For a moment Craven almost disliked Miss Van Tuyn, and made up his mind that there would be no “next time” for him in Soho while she was in London. He knew that whenever they met he would feel her attraction; but he now classed it with those attractions of the past which were disgustingly explicable, and which just recently he had learnt to understand in a way that was almost old.
Was he putting on horn spectacles while his eyesight was still unimpaired? He felt doubtful, almost confused for a moment. Was his new feeling for Lady Sellingworth subtly pulling him away from his youth? Where was he going? Perhaps this new sensation of movement was only deceptive; perhaps he was not on the way to an unknown region. For a moment he wished that he could talk freely, openly, with some understanding friend, a man of course. But though he had plenty of men friends he could not think of one he would be able to confide his present feelings to.
Already he began to realize the human ridicule which always attends upon any departure from what, according to the decision of all absolutely ordinary people, is strictly normal.
Everybody would understand and approve if he were to fall desperately in love with Beryl Van Tuyn; but if he were to prefer a great friendship with Lady Sellingworth to a love affair with her youthful and beautiful friend no one would understand, and everybody would be ready to laugh and condemn.
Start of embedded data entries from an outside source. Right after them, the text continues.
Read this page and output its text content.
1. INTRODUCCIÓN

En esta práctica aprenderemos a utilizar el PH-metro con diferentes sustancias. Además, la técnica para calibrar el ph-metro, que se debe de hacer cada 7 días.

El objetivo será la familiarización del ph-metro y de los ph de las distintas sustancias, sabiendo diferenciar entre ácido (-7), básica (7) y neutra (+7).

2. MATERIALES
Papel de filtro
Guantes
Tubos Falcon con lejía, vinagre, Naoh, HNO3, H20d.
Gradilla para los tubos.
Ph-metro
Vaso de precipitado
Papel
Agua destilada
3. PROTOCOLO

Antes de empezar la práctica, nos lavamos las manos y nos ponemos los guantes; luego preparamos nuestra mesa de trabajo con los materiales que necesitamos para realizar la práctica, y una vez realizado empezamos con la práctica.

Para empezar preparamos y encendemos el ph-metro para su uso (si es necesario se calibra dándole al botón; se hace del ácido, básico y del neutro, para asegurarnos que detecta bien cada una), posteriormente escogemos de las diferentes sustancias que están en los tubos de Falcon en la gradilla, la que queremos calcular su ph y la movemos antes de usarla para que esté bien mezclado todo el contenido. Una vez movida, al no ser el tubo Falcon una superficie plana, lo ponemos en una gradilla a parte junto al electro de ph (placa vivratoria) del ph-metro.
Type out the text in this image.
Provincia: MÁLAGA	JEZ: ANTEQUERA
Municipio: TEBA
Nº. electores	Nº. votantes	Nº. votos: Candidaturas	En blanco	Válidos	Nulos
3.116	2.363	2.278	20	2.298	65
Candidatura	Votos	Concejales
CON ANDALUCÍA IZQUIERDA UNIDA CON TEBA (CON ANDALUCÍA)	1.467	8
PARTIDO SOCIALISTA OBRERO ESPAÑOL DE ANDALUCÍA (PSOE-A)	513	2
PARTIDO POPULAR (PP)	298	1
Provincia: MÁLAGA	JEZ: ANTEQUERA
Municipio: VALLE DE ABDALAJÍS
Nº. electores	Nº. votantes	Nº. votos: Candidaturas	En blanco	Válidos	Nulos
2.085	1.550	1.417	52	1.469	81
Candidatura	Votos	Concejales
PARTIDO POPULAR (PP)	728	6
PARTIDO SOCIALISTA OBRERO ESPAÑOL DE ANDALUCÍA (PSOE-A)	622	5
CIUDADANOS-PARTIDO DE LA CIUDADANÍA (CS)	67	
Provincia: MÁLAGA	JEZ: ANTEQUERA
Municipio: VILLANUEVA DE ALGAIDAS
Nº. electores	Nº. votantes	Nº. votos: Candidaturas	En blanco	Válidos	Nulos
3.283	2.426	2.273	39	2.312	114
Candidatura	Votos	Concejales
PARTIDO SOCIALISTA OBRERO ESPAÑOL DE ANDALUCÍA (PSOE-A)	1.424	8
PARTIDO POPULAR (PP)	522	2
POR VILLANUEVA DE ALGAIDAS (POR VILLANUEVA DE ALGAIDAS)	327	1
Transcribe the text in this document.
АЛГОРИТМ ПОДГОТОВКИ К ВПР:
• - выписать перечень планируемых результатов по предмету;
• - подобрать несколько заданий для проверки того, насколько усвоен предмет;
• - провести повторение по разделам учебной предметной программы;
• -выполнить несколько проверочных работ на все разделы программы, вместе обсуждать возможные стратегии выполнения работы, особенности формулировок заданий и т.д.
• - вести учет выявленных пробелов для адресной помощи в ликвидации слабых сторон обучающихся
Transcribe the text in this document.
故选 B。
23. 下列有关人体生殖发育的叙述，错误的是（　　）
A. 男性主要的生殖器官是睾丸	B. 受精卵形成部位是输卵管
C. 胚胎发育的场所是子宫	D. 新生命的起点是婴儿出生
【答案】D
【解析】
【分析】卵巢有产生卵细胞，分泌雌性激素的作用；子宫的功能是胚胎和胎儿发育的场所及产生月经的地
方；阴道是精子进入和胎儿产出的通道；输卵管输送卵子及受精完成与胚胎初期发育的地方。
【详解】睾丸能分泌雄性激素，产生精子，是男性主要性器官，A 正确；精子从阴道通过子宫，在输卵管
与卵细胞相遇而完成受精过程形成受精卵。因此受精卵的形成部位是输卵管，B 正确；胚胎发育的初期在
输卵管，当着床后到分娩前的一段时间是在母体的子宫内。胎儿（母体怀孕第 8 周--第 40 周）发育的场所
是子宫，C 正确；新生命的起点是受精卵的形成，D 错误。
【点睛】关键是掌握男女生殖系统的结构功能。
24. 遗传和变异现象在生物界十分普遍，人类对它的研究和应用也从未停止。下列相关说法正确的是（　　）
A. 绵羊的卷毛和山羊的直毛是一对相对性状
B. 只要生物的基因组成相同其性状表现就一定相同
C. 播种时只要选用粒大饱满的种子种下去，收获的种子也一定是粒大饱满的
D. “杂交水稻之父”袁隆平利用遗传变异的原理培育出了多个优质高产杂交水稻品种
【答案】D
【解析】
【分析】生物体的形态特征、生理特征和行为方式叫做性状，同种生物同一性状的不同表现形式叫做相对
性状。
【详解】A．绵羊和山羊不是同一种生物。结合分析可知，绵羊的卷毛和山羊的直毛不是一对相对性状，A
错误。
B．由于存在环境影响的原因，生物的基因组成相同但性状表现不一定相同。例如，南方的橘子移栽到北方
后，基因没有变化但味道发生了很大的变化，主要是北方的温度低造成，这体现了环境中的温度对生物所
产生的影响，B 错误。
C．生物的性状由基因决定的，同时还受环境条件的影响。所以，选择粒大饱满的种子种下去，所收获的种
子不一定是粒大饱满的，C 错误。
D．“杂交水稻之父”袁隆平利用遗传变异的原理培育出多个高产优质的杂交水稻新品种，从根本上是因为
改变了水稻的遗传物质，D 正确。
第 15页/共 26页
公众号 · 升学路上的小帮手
He knew this and yet he felt obstinate, mulish almost, as he sat down to reply non-committally to Miss Van Tuyn’s letter. It was only when he did this that he thought seriously about its last words.
Why had she troubled to write them down? Comparatively young though he was he knew that a woman’s “by the way” usually means anything rather than what it seems to mean—namely, a sentence thrown out by chance because it has just happened to turn up in the mind. “A living bronze.” Miss Van Tuyn was exceptionally fond of bronzes and collected them with enthusiasm. She knew of course the Museum at Naples. Craven had often visited it when he had been staying at the Villa Rosebery. He could remember clearly almost every important bronze in that wonderful collection. He realized what “a living bronze” must mean when written of by a woman. Miss Van Tuyn had evidently seen an amazingly handsome man coming out of the Cafe Royal. But why should she tell him about it? Perhaps her motive was the very ordinary one, an attempt to rouse the swift jealousy of the male animal. She was certainly “up” to all the usual feminine tricks. He thoroughly realized her vanity and, contrasting it with Lady Sellingworth’s apparently almost careless lack of self-consciousness, he wondered whether Lady Sellingworth could ever have been what she was said to have been. If so, as a snake sheds its skin she must surely have sloughed her original nature. He was thankful for that, thankful for her absolute lack of pose and vanity. He even delighted in her self-mockery, divined by him. So few women mocked at themselves and so many mocked at others.
If Miss Van Tuyn had intended to give a flick to his jealousy at the end of her letter she had failed. If she met fifty living bronzes and added them to her collection it was nothing to him. He compared his feeling when Braybrooke had suggested Seymour Portman as a husband for Lady Sellingworth with his lack of feeling about Miss Van Tuyn and her bronze, and he was almost startled. And yet Miss Van Tuyn was lovely and certainly did not want him to go quite away out of her ken. And, when she chose, she had made him very foolish about her.
What did it all mean?
He wrote a little letter in answer to hers, charmingly polite, but rather vague about Soho. At the end of it, before signing himself “Yours”—he could do no less with her letter before him—he put, “I feel rather intrigued about the living bronze. Was it in petticoats or trousers?”